Table 3. Exploratory Outcomes Representing Health-Related Quality of Life.

Exploratory outcomes	Patients with measurement				Between-group difference
	Pamrevlumab (n = 181)		Placebo (n = 175)		Absolute difference (95% CI)	P value
	No. (%)	Change in outcome, least-squares mean (SD)	No (%)	Change in outcome, least-squares mean (SD)
Quantitative lung fibrosis volume, mLa	157 (86.7)	251.4 (478.14)	143 (81.7)	268.0 (465.87)	−16.58 (−103.21 to 70.05)	.71
St George’s Respiratory Questionnaire scoreb	153 (84.5)	11.3 (25.47)	133 (76.0)	12.1 (24.86)	−0.72 (−5.44 to 3.99)	.76
University of California San Diego–Shortness of Breath Questionnaire scorec	147 (81.2)	19.6 (34.51)	129 (73.7)	20.5 (34.00)	−0.91 (−7.40 to 5.59)	.78
Leicester Cough Questionnaire scored	154 (85.1)	−2.4 (6.00)	137 (78.3)	−2.7 (5.78)	0.36 (−0.73 to 1.46)	.52

^a This computer-assisted quantitative scoring system measures the degree and progression of lung fibrosis viewed by high-resolution computed tomography. Volumes range from 0 mL to maximum lung volume; greater volumes represent increased fibrosis.
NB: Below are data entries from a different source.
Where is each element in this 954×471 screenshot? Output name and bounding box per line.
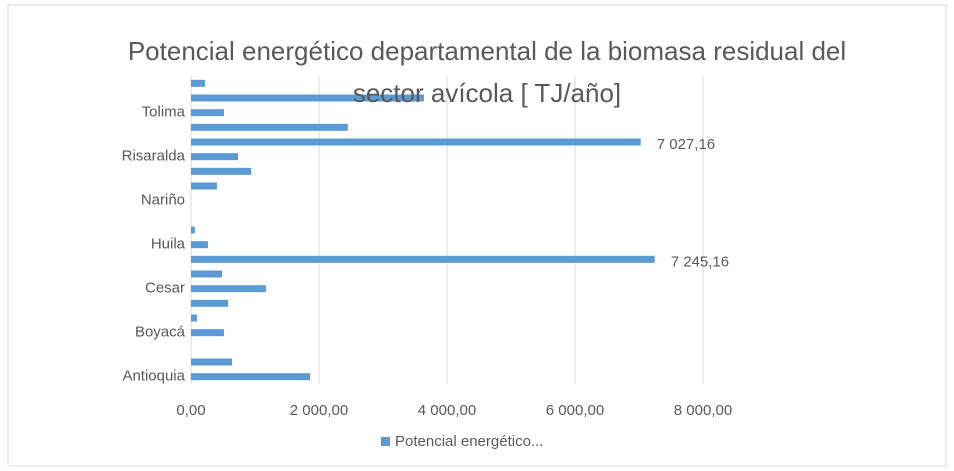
x-tick-label: 6 000,00 xyxy=(546,402,604,419)
bar xyxy=(191,182,217,190)
y-tick-label: Risaralda xyxy=(122,148,186,165)
bar xyxy=(191,373,311,381)
bar xyxy=(191,358,232,366)
bar xyxy=(191,299,229,307)
x-tick-label: 4 000,00 xyxy=(418,402,476,419)
bar xyxy=(191,329,224,337)
y-tick-label: Antioquia xyxy=(122,368,185,385)
x-tick-label: 8 000,00 xyxy=(674,402,732,419)
bar xyxy=(191,153,239,161)
y-tick-label: Huila xyxy=(151,236,186,253)
bar xyxy=(191,226,195,234)
y-tick-label: Tolima xyxy=(142,104,186,121)
bar xyxy=(191,109,224,117)
y-tick-label: Cesar xyxy=(145,280,185,297)
bar xyxy=(191,94,424,102)
data-label: 7 027,16 xyxy=(657,136,715,153)
bar xyxy=(191,167,252,175)
data-label: 7 245,16 xyxy=(671,253,729,270)
bar xyxy=(191,79,206,87)
y-tick-label: Nariño xyxy=(141,192,185,209)
bar xyxy=(191,123,348,131)
bar xyxy=(191,138,641,146)
y-tick-label: Boyacá xyxy=(135,324,186,341)
legend-swatch xyxy=(381,437,390,446)
x-tick-label: 0,00 xyxy=(176,402,205,419)
bar xyxy=(191,270,223,278)
legend-label: Potencial energético... xyxy=(395,433,543,450)
bar xyxy=(191,241,208,249)
chart-frame xyxy=(7,4,947,467)
bar xyxy=(191,314,198,322)
bar xyxy=(191,255,655,263)
x-tick-label: 2 000,00 xyxy=(290,402,348,419)
bar xyxy=(191,285,266,293)
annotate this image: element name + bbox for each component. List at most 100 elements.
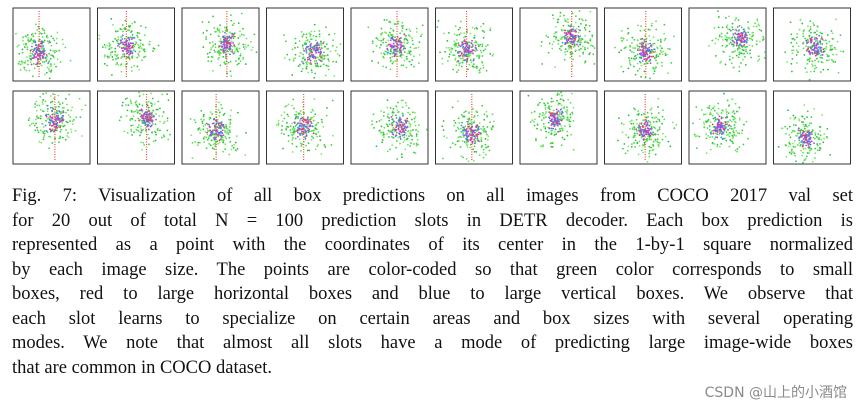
scatter-dot: [32, 57, 35, 59]
scatter-dot: [41, 57, 44, 59]
scatter-dot: [412, 55, 415, 58]
scatter-dot: [314, 57, 317, 60]
scatter-dot: [218, 28, 221, 31]
scatter-dot: [402, 44, 405, 47]
scatter-dot: [547, 51, 550, 54]
scatter-dot: [123, 53, 126, 56]
scatter-dot: [231, 49, 234, 51]
scatter-dot: [481, 29, 484, 32]
scatter-dot: [320, 153, 323, 155]
scatter-dot: [740, 37, 743, 40]
scatter-dot: [285, 104, 288, 107]
scatter-dot: [308, 58, 311, 61]
scatter-dot: [569, 51, 572, 54]
scatter-dot: [135, 103, 138, 106]
scatter-dot: [815, 43, 818, 46]
scatter-dot: [284, 105, 287, 108]
panel-frame: [97, 7, 175, 82]
scatter-dot: [191, 142, 194, 144]
scatter-dot: [451, 142, 454, 144]
scatter-dot: [631, 42, 633, 44]
scatter-dot: [36, 29, 39, 31]
scatter-dot: [825, 135, 828, 138]
scatter-dot: [542, 117, 545, 120]
scatter-dot: [550, 113, 553, 116]
scatter-dot: [319, 59, 322, 62]
scatter-dot: [789, 136, 792, 139]
scatter-dot: [53, 97, 56, 100]
scatter-dot: [745, 38, 748, 41]
scatter-dot: [306, 39, 309, 42]
scatter-dot: [657, 55, 660, 58]
scatter-dot: [197, 128, 200, 131]
scatter-dot: [314, 50, 317, 52]
scatter-dot: [805, 49, 808, 52]
scatter-panel: [350, 7, 429, 82]
scatter-dot: [403, 41, 406, 44]
scatter-dot: [555, 108, 558, 111]
scatter-dot: [64, 138, 67, 141]
scatter-dot: [589, 39, 592, 42]
scatter-dot: [115, 63, 117, 66]
scatter-dot: [59, 126, 62, 129]
scatter-dot: [382, 38, 385, 41]
scatter-dot: [137, 130, 140, 132]
scatter-dot: [747, 137, 749, 140]
scatter-dot: [560, 45, 562, 48]
scatter-dot: [660, 61, 663, 64]
scatter-dot: [790, 33, 793, 36]
scatter-dot: [107, 57, 109, 59]
scatter-dot: [485, 130, 488, 133]
scatter-dot: [795, 160, 797, 163]
scatter-dot: [751, 45, 754, 48]
scatter-dot: [455, 64, 458, 67]
scatter-dot: [376, 38, 379, 40]
scatter-dot: [716, 127, 718, 130]
scatter-dot: [618, 51, 621, 54]
scatter-dot: [630, 57, 633, 60]
scatter-dot: [469, 127, 471, 130]
scatter-dot: [392, 29, 394, 32]
scatter-dot: [758, 24, 761, 27]
scatter-dot: [650, 55, 653, 58]
scatter-dot: [485, 153, 487, 156]
caption-line: represented as a point with the coordina…: [12, 235, 853, 255]
scatter-dot: [285, 128, 288, 131]
scatter-dot: [301, 46, 304, 48]
scatter-dot: [331, 99, 334, 102]
scatter-dot: [563, 35, 566, 38]
scatter-dot: [29, 52, 32, 55]
scatter-dot: [318, 44, 321, 47]
scatter-dot: [450, 47, 453, 50]
scatter-dot: [802, 35, 805, 38]
scatter-dot: [415, 142, 418, 145]
scatter-dot: [128, 45, 131, 48]
scatter-dot: [120, 28, 123, 31]
scatter-dot: [71, 106, 74, 109]
scatter-dot: [559, 15, 562, 18]
scatter-dot: [816, 42, 819, 45]
scatter-dot: [722, 137, 724, 140]
scatter-dot: [389, 68, 392, 71]
scatter-dot: [109, 51, 112, 54]
scatter-dot: [706, 106, 709, 109]
scatter-dot: [661, 138, 664, 141]
scatter-dot: [109, 47, 112, 50]
scatter-panel: [688, 7, 767, 82]
scatter-dot: [377, 39, 380, 42]
scatter-dot: [35, 122, 37, 125]
scatter-dot: [471, 43, 474, 46]
scatter-dot: [226, 127, 229, 130]
scatter-dot: [224, 46, 226, 49]
scatter-dot: [813, 67, 816, 70]
scatter-dot: [148, 137, 150, 140]
scatter-dot: [403, 131, 406, 134]
scatter-dot: [41, 61, 44, 63]
scatter-dot: [217, 46, 220, 49]
scatter-dot: [298, 125, 301, 128]
scatter-dot: [638, 129, 641, 132]
scatter-dot: [562, 24, 565, 27]
scatter-dot: [150, 104, 153, 107]
scatter-dot: [302, 57, 304, 60]
scatter-dot: [792, 49, 795, 52]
^b The score range is from 0 to 100; lower scores indicate better health and fewer symptoms. A score between 25 and 50 indicates moderate impairment. A score greater than 50 indicates severe impairment in health-related quality of life and the ability to complete activities of daily living.

^c The score range is from 0 to 120; lower scores indicate lower severity of shortness of breath. A score between 20 and 60 indicates moderate shortness of breath. A score of 60 or greater indicates severe shortness of breath that would have an effect on daily living and health-related quality of life.

^d The score range is from 3 to 21; lower scores indicate greater health impairment due to cough. A score between 14 and 17 indicates moderate impairment due to cough. A score greater than 17 indicates severe impairment that would have an effect on daily living and health-related quality of life.